* feat(schema): links provenance + engine plumbing (v0.13)
Adds link_source, origin_page_id, origin_field columns with
UNIQUE NULLS NOT DISTINCT constraint + CHECK constraint. New indexes
on link_source + origin_page_id.
migrate.ts v11 handles idempotent upgrade path for existing brains.
Both engines: addLink/addLinksBatch threads new columns (4→7 col
unnest). removeLink gains linkSource filter. getLinks/getBacklinks
return new columns.
New engine method findByTitleFuzzy(name, dirPrefix?, minSim?) uses
pg_trgm % operator + similarity(). Drives the v0.13 resolver's
fuzzy-match step with zero LLM/embedding cost.
* feat(graph): frontmatter edge extraction + slug resolver (v0.13)
Canonical FRONTMATTER_LINK_MAP: field → type + direction + dir-hint
for 10 frontmatter patterns (company/companies, key_people, investors,
attendees, partner, lead, founded, sources, source, related/see_also).
Direction semantics: "incoming" means resolved value is the FROM side
so subject-of-verb reads naturally (pedro → meeting, not backwards).
makeResolver(engine, {mode}) — two-mode resolver:
batch (migration): slug → dir-hint → pg_trgm. NEVER hits search.
live (put_page): + optional search fallback with expand=false
(dodges hidden Haiku per operations-query learning).

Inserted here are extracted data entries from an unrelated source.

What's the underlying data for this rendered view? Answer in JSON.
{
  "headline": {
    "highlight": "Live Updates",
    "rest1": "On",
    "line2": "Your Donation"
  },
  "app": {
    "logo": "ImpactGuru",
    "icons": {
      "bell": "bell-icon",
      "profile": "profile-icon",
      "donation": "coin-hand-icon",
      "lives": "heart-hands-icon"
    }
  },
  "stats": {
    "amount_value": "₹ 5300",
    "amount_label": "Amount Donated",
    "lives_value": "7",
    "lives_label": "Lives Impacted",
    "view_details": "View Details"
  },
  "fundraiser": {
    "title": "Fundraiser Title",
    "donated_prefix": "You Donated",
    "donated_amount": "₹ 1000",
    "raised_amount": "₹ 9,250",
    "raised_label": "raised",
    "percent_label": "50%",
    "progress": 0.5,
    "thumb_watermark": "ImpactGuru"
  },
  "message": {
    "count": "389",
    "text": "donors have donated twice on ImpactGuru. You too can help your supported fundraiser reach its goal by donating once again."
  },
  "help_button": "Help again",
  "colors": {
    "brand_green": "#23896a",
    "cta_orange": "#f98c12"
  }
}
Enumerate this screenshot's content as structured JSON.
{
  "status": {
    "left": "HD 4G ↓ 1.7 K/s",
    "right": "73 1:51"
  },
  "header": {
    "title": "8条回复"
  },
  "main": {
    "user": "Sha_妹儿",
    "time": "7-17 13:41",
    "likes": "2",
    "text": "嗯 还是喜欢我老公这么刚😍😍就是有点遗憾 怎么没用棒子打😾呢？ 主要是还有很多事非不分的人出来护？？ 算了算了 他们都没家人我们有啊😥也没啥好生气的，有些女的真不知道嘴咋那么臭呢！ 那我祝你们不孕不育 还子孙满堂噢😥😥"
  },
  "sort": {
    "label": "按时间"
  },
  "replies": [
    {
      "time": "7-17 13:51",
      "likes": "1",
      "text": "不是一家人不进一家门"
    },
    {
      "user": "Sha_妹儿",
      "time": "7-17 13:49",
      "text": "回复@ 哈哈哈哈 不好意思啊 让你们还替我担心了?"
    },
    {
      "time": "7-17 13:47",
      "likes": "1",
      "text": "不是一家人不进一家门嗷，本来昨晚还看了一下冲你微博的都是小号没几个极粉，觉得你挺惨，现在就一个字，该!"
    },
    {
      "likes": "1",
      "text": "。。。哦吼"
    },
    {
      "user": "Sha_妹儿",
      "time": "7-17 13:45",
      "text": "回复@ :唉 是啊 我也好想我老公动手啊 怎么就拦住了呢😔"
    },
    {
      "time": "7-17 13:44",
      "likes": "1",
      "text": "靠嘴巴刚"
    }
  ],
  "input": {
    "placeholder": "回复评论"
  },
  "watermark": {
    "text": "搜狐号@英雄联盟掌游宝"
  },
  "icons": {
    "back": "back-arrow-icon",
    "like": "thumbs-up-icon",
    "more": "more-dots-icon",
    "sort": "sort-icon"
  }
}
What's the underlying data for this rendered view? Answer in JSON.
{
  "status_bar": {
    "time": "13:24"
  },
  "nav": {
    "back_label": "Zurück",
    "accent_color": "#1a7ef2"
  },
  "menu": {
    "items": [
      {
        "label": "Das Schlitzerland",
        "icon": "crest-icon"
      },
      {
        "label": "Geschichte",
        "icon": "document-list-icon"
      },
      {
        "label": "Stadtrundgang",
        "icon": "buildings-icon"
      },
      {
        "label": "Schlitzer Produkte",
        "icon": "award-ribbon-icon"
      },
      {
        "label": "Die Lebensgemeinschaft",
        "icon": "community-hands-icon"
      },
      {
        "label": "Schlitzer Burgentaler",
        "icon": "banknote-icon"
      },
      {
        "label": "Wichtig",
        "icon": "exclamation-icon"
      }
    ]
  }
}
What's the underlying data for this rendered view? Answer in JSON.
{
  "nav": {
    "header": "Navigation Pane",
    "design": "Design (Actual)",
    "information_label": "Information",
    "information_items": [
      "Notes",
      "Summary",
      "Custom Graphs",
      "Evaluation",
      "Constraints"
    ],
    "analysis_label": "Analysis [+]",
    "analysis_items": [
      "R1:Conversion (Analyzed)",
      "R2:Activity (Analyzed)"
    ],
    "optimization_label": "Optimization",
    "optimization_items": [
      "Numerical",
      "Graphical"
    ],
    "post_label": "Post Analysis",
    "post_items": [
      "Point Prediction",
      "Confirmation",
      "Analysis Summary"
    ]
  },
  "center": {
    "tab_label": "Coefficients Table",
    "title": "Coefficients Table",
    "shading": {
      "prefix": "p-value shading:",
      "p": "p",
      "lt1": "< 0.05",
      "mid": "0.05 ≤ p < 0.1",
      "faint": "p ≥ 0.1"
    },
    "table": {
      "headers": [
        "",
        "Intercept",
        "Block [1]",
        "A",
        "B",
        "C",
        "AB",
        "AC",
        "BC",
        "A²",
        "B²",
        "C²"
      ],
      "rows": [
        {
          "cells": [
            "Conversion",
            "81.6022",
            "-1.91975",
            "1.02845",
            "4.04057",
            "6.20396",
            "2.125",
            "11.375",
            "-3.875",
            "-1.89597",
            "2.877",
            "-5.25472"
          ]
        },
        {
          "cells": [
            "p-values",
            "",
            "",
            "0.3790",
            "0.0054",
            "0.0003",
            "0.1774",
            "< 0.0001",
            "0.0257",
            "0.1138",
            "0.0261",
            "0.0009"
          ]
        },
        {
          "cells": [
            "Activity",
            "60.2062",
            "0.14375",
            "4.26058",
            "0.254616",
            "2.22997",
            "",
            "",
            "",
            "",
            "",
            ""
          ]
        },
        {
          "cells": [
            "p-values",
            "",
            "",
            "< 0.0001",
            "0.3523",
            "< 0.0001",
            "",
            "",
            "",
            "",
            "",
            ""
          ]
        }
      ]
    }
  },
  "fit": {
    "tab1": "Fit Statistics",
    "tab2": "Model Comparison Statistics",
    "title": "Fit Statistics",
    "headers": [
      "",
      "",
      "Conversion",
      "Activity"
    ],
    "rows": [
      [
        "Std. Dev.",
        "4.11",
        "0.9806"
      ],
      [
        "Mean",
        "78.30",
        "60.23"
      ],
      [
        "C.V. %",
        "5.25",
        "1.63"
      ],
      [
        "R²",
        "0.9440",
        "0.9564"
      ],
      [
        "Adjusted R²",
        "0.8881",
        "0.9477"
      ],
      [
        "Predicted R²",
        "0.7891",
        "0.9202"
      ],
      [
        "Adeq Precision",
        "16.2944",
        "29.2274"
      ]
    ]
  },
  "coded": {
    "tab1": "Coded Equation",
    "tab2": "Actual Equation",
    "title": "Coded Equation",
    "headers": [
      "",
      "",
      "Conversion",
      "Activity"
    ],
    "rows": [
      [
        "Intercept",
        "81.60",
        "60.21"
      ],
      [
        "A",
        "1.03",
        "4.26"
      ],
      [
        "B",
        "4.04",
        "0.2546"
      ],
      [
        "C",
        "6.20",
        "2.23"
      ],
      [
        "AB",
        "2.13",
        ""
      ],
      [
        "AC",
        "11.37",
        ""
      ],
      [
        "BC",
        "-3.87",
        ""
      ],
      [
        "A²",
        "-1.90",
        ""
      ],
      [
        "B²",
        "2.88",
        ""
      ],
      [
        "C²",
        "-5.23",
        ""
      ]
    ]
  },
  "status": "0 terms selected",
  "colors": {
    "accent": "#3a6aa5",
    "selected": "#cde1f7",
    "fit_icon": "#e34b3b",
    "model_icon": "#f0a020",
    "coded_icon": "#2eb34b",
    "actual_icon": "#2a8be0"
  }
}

Per-run cache: same name → single DB lookup.
extractFrontmatterLinks handles arrays-of-objects (investors:
[{name: 'Sequoia', role: 'lead'}]), skips bad types silently,
tracks unresolved names for the summary report.
extractPageLinks is now async. LinkCandidate gains fromSlug,
linkSource, originSlug, originField. Returns {candidates, unresolved}.
22 new tests: field-map coverage, direction semantics, source vs
sources, resolver fallback chain (batch + live), cache hit, bad
types skipped, context enrichment, FRONTMATTER_LINK_MAP integrity.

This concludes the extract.